Tone up with this Lower Body Workout (using only dumbbells)

lower body toning workout

It’s starting to get a little bit warmer out here in PA, and that means only one thing…it’s almost shorts weather!

If the thought of ditching your sweatpants for shorts terrifies you, don’t worry! I’ve got you covered with this lower body workout.

I designed this workout to target all areas of the lower body, which extra emphasis on the glutes, quads, and hamstrings. But don’t worry if you also start to feel it in your abs and shoulders too (that’s just a little bonus for you guys!).

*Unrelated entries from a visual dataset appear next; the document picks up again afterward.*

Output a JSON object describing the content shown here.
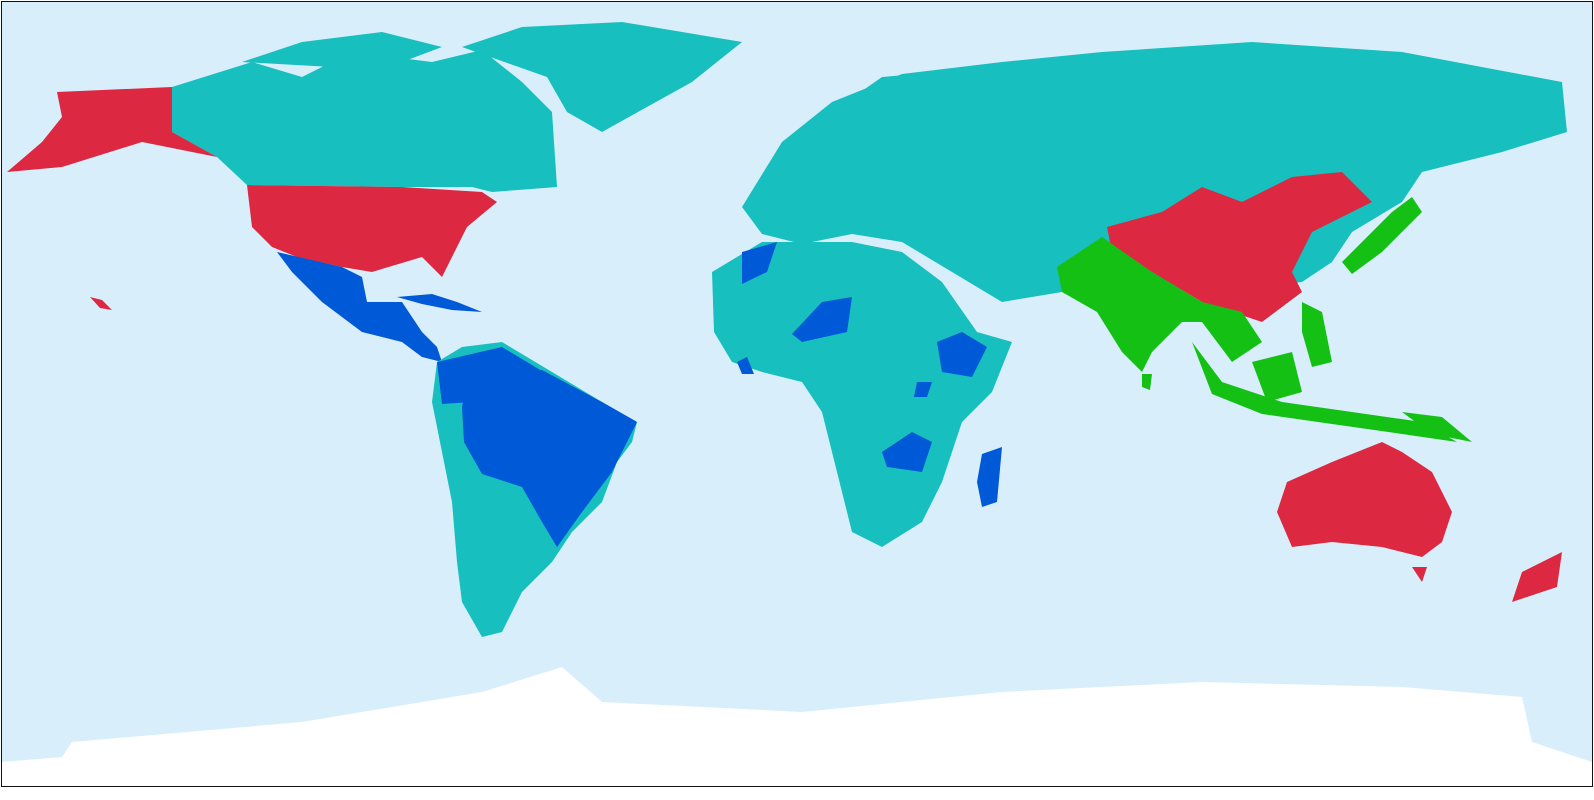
{
  "map": {
    "projection": "equirectangular",
    "colors": {
      "ocean": "#d9eefb",
      "teal": "#17bfbf",
      "red": "#dc2840",
      "blue": "#0059d6",
      "green": "#14c014",
      "antarctica": "#ffffff"
    }
  }
}
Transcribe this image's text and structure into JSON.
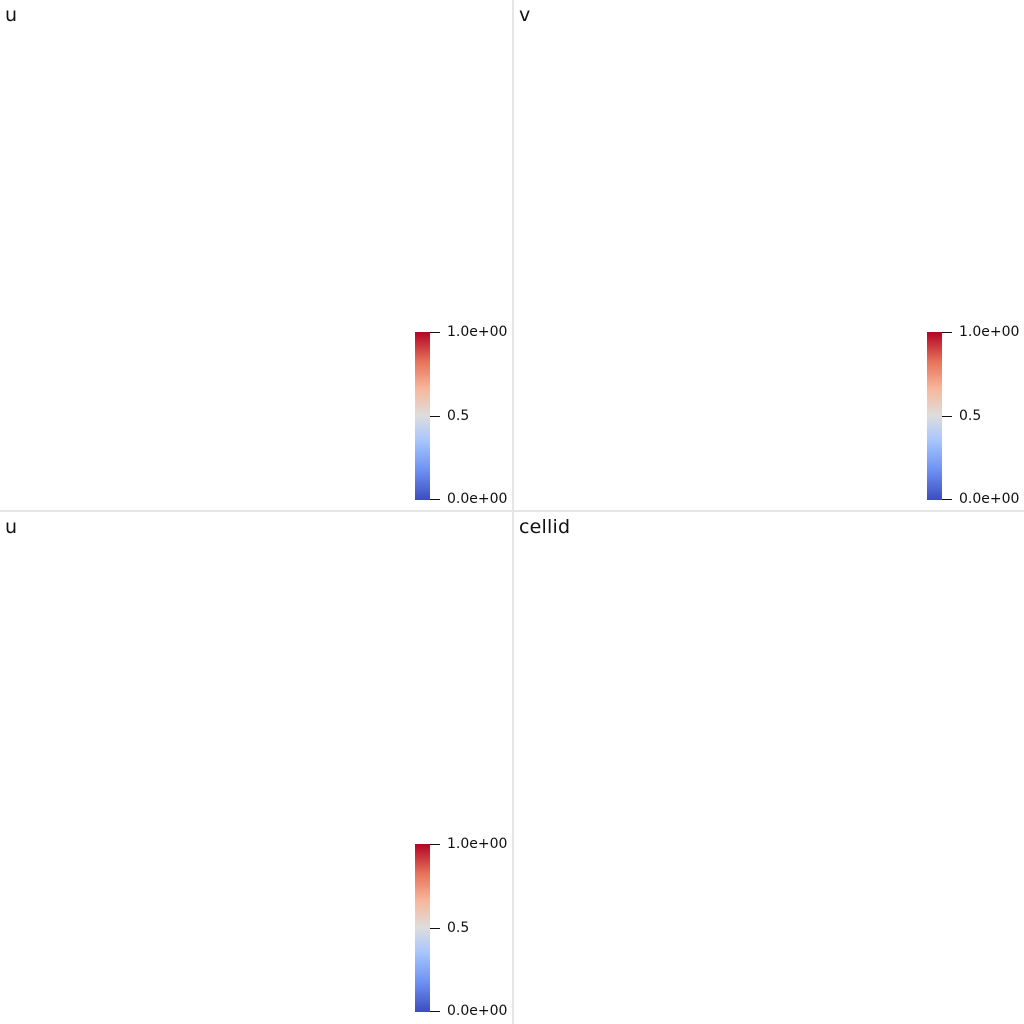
{
  "views": [
    {
      "title": "u",
      "colorbar": {
        "max_label": "1.0e+00",
        "mid_label": "0.5",
        "min_label": "0.0e+00"
      }
    },
    {
      "title": "v",
      "colorbar": {
        "max_label": "1.0e+00",
        "mid_label": "0.5",
        "min_label": "0.0e+00"
      }
    },
    {
      "title": "u",
      "colorbar": {
        "max_label": "1.0e+00",
        "mid_label": "0.5",
        "min_label": "0.0e+00"
      }
    },
    {
      "title": "cellid"
    }
  ],
  "colormap": {
    "name": "cool-to-warm",
    "low_color": "#3b4cc0",
    "mid_color": "#dddddd",
    "high_color": "#b40426"
  },
  "background_color": "#ffffff",
  "divider_color": "#e6e6e6"
}
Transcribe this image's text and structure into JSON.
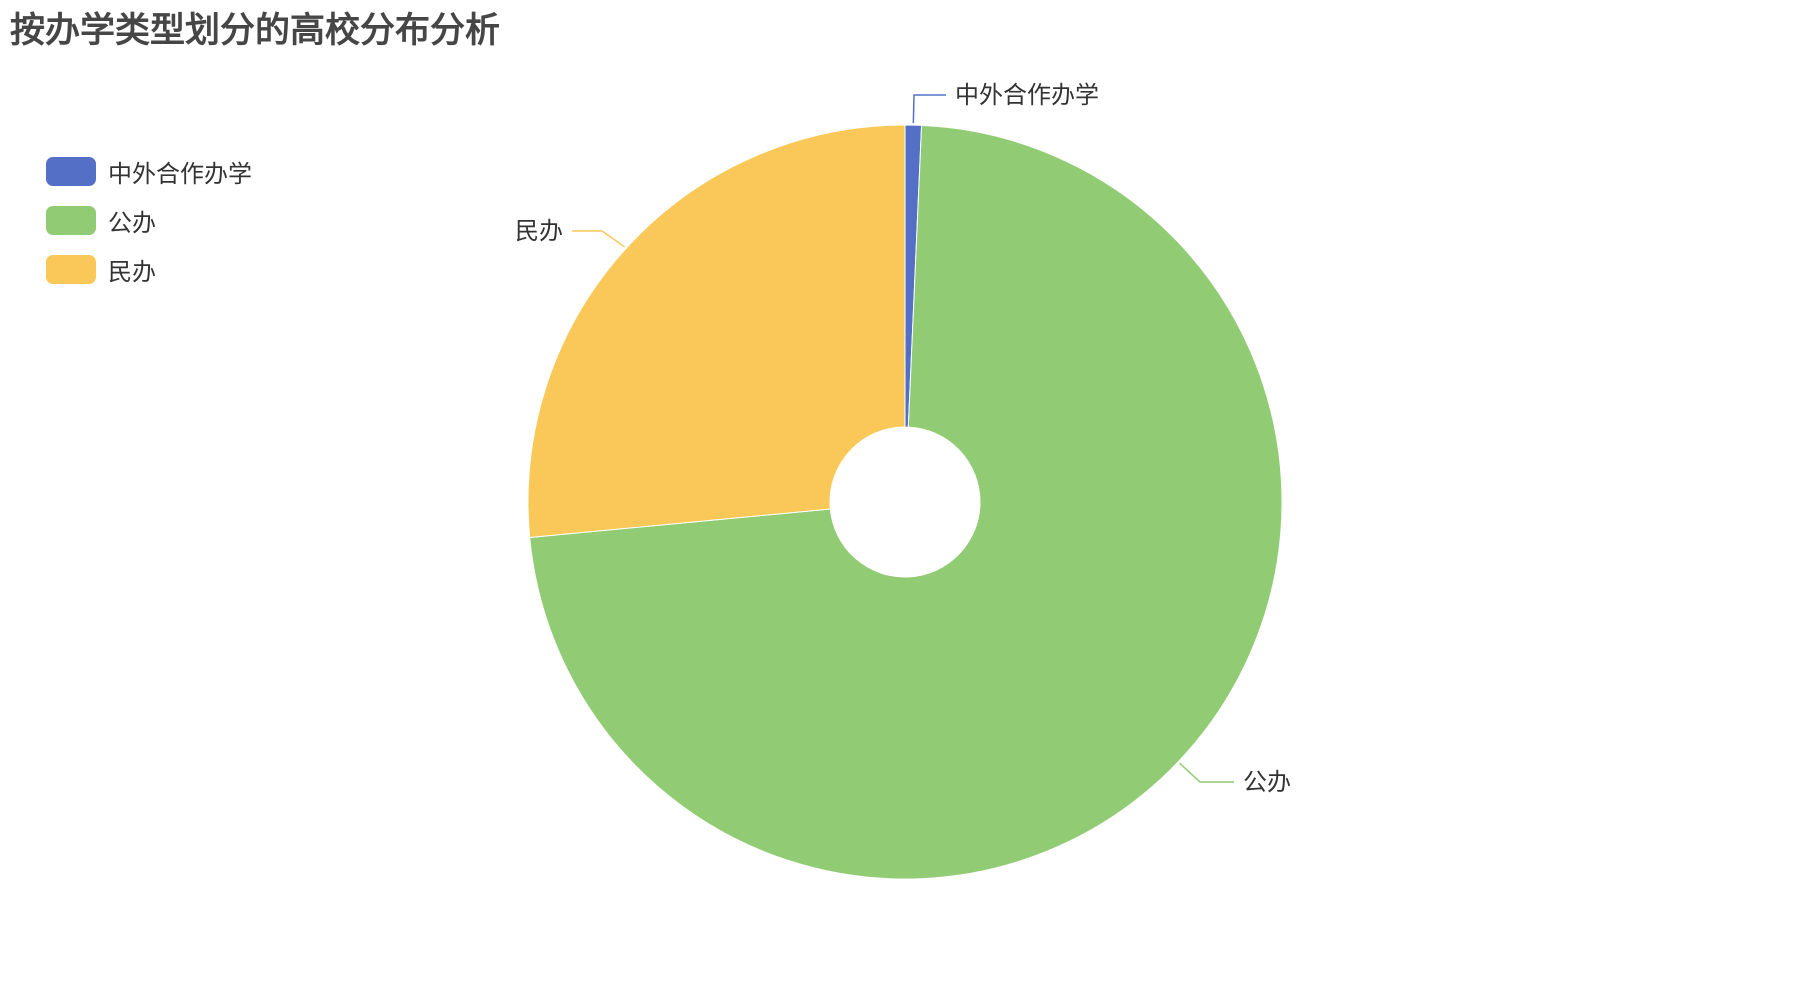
{
  "title": "按办学类型划分的高校分布分析",
  "chart_data": {
    "type": "pie",
    "title": "按办学类型划分的高校分布分析",
    "donut": true,
    "legend_position": "top-left",
    "slices": [
      {
        "label": "中外合作办学",
        "value": 0.7,
        "color": "#5470c6"
      },
      {
        "label": "公办",
        "value": 72.8,
        "color": "#91cc75"
      },
      {
        "label": "民办",
        "value": 26.5,
        "color": "#fac858"
      }
    ]
  }
}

Before we get into the workout, let me explain the format. You will be doing everything in supersets. All that means is you will be performing the two exercises back-to-back, with minimal (or no) rest in between. So let’s take the warmup for example. You will before 15 air squats and then immediately do 15 bridges. Then you will repeat that two more times, for a total of three rounds.

Okay now let’s get started!

Lower Body Workout:

Exercise

Number of Sets

Number of Reps

Warm-up:

Air squats
Bridges

3 sets 30 seconds
Superset #1:

Goblet squats
Stiff-legged deadlifts

3 sets 15 reps
Superset #2:

Overhead walking lunges
Single leg deadlift

3 sets 15 reps each leg
Superset #3:

Thrusters
Speed skaters

3 sets 15 reps
(double for speed skaters)
Superset #4:

Lateral lunges
Single leg glute bridges

3 sets 15 reps each leg


All you need for this workout is a pair of dumbbells! (I highly recommend Bowflex adjustable dumbbells for a wide variety of weights. I did a full review of them HERE)┬áIf you’re unfamiliar with any certain exercise, just type the name into Google/YouTube, or comment below! I made sure to use very common names so that you can easily look them up.

I recommend doing this workout 1-3x a week. If possible, increase the weight you use slowly over time. But always make sure to have proper form when preforming each exercise! You’ll be ready to rock those shorts this summer in no time!